The cases of George Floyd, Vincent Chin, Trayvon Martin, Breonna Taylor, and recent murders, including the recent victims of the Atlanta spa shootings and Minnesota motirist Duante Wright , all lie along a spectrum of American xenophbia, discrimination, and racism. In other words, they are all connected by America’s harmful ideal of racial supremacy. When the assailants are white, it’s easy to create marches and rallies around a common enemy. But what if the assailant is also a person of color? Such is explored in Ursula Liang’s documentary, Down a Dark Stairwell, which makes its PBS debut today in both English and Chinese.
The documentary focuses on Akai Gurley, who was murdered by New York police officer Peter Liang (no relation to Ursula). If you followed the case when it played out in real-time between 2014-2016, you would have seen two sides of New York’s minority community playing out a battle regarding wedge politics, police brutality, and the existential fight over what it means to be an American.
According to the official description:
Down a Dark Stairwell chronicles the tragic shooting in Brooklyn of Akai Gurley, an innocent Black man, and the trial of the Chinese American police officer, Peter Liang, who pulled the trigger, casting a powerful light on the experiences of two marginalized communities thrust into an uneven criminal justice system together.
With America reeling at the time from the killings of Eric Garner and Michael Brown, and activists nationwide calling for police reform, Gurley’s death further inflamed the residents of New York City. Cries of police brutality rang out in protest over a pronounced pattern of police officers, mostly white, avoiding criminal prosecution. Officer Liang, however, was convicted of second-degree manslaughter, making him the first NYPD officer in over a decade to hear a guilty verdict in such a case. This triggered a fresh wave of debate, including protests across New York City in support of Liang, with activists speaking out against the unjust treatment of Asian Americans and racial imbalances in the criminal justice system, calling into question whether his conviction was offered up in part to quell larger national unrest.

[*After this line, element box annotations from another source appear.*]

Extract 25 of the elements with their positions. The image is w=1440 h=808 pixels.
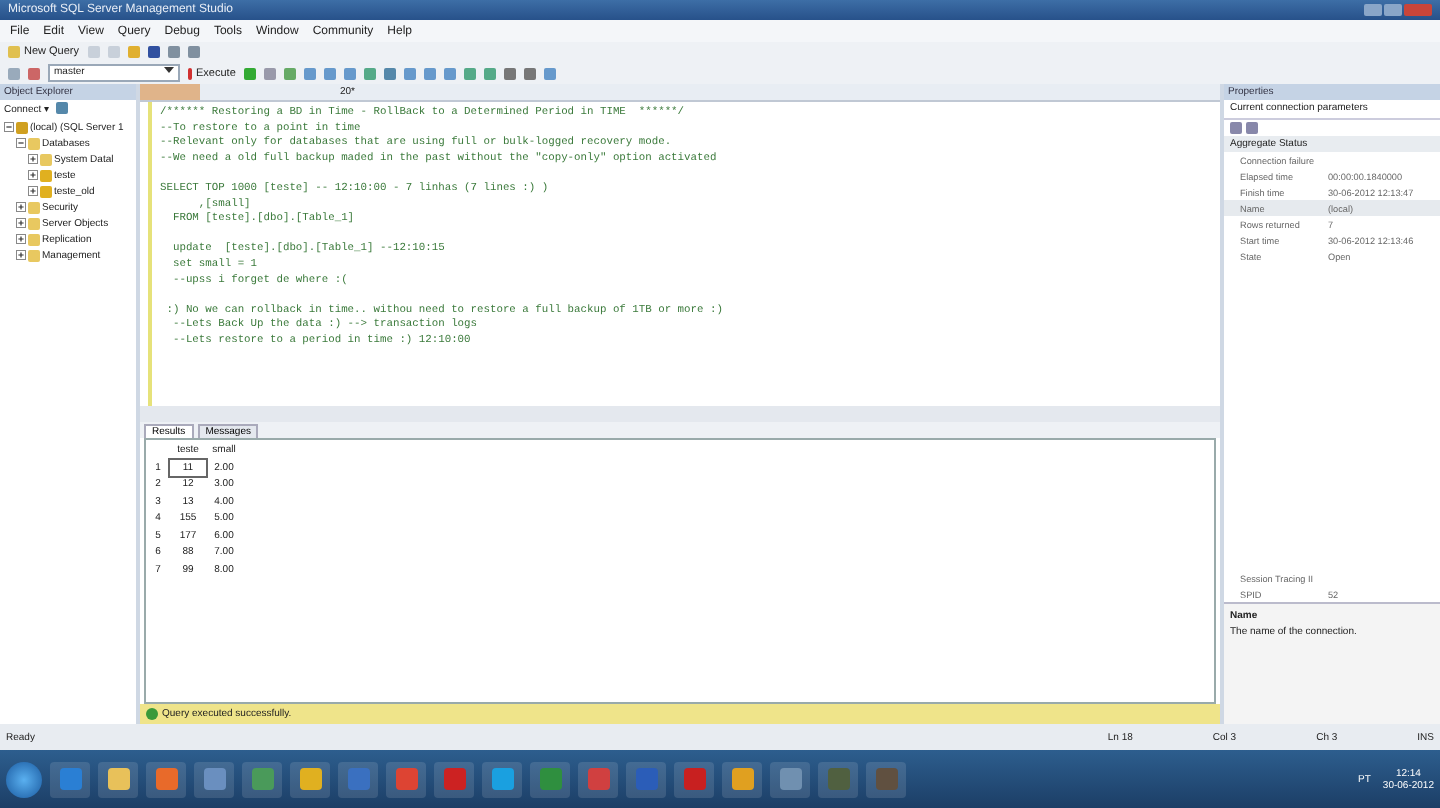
taskbar-app-icon[interactable]: [194, 761, 234, 797]
taskbar-app-icon[interactable]: [770, 761, 810, 797]
success-icon: [146, 708, 158, 720]
expand-toggle-icon[interactable]: [16, 250, 26, 260]
taskbar-app-icon[interactable]: [530, 761, 570, 797]
taskbar-app-icon[interactable]: [290, 761, 330, 797]
expand-toggle-icon[interactable]: [28, 170, 38, 180]
caret-icon: [164, 66, 174, 74]
collapse-toggle-icon[interactable]: [16, 138, 26, 148]
taskbar-app-icon[interactable]: [482, 761, 522, 797]
expand-toggle-icon[interactable]: [16, 234, 26, 244]
collapse-toggle-icon[interactable]: [4, 122, 14, 132]
expand-toggle-icon[interactable]: [28, 154, 38, 164]
taskbar-app-icon[interactable]: [98, 761, 138, 797]
horizontal-scrollbar[interactable]: [140, 406, 1220, 422]
toolbar-icon[interactable]: [56, 102, 69, 114]
expand-toggle-icon[interactable]: [16, 202, 26, 212]
start-button[interactable]: [6, 761, 42, 797]
expand-toggle-icon[interactable]: [28, 186, 38, 196]
server-icon: [16, 121, 28, 133]
taskbar-app-icon[interactable]: [722, 761, 762, 797]
taskbar-app-icon[interactable]: [50, 761, 90, 797]
expand-toggle-icon[interactable]: [16, 218, 26, 228]
taskbar-app-icon[interactable]: [242, 761, 282, 797]
taskbar-app-icon[interactable]: [146, 761, 186, 797]
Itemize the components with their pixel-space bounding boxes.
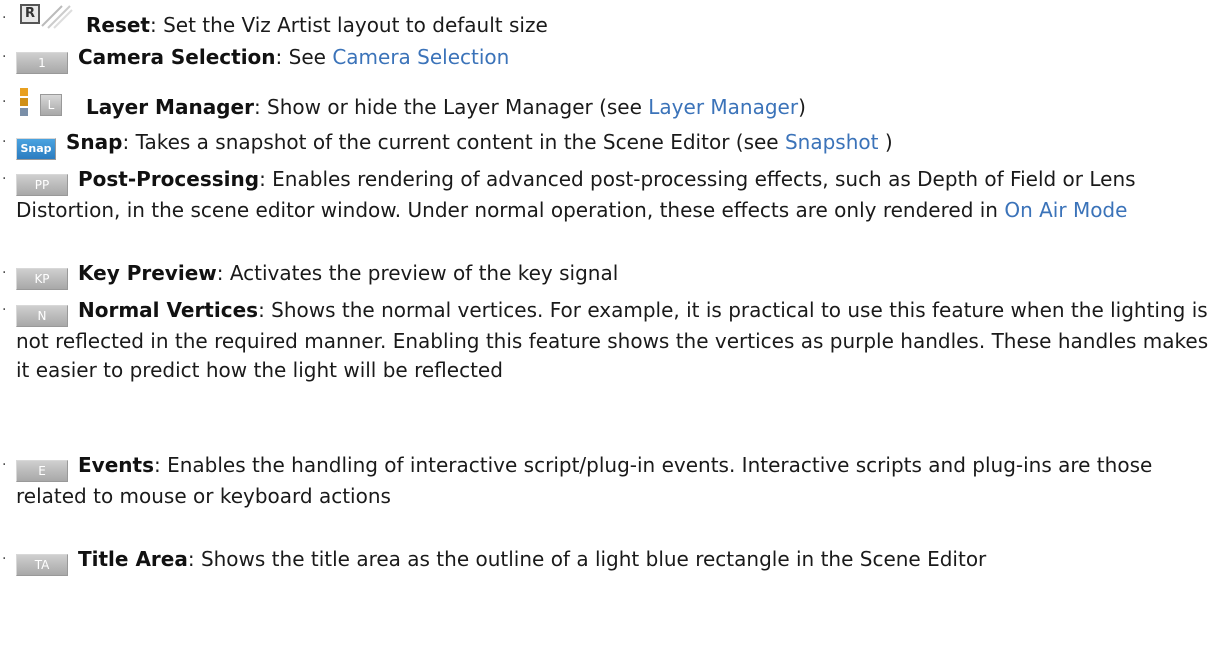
post-processing-button-icon: PP	[16, 174, 68, 196]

Filmed as these events unfolded, and featuring interviews with Akai Gurley’s family and loved ones, local community members, and activists and organizers within the Asian American and African American communities, Down a Dark Stairwell offers a gripping, intimate look at the painful aftermath of Gurley’s death.
So, aside from the obvious, why is this an important film for these times? Because, as the fight for Asian American civil rights heats up, it’s worth learning how the current fight connects with the decades-long fight African-Americans have had being recognized as Americans, too. While the stereotype of the “perpetual foreigner” is something Asian-Americans must contend with, Black people also face a different type of “foreigner” status. However, we are generally seen as people who belong to one one and nothing, therefore we become fodder for the American experiment.
With Gurley becoming a symbol of America’s perpetual hatred of the Black body, and Peter becoming a symbol of Asian-Americans’ desire to belong, the case brings to mind the various ways in which both communities have hurt each other through repeating the stereotyping, discrimination and racism that is levied against them by society at large at each other.
PBS’ groundbreaking decision to create a Chinese-language version of the film can help educate Chinese-Americans living here who might not speak English within their community, particularly older Chinese-Americans. But it also can engage Chinese viewers abroad, viewers who might have internalized America’s racist ideas about Blackness or might not know America’s full history with racial trauma. By creating a version of the documentary that engages viewers all over the world, Down a Dark Stairwell can take a tragic moment in American history and create conversation and action that will hopefully take us one step closer towards racial violence being a thing of the past.
Down a Dark Stairwell will air tonight (April 12) on PBS and the PBS Video app as part of the network’s Independent Lens series.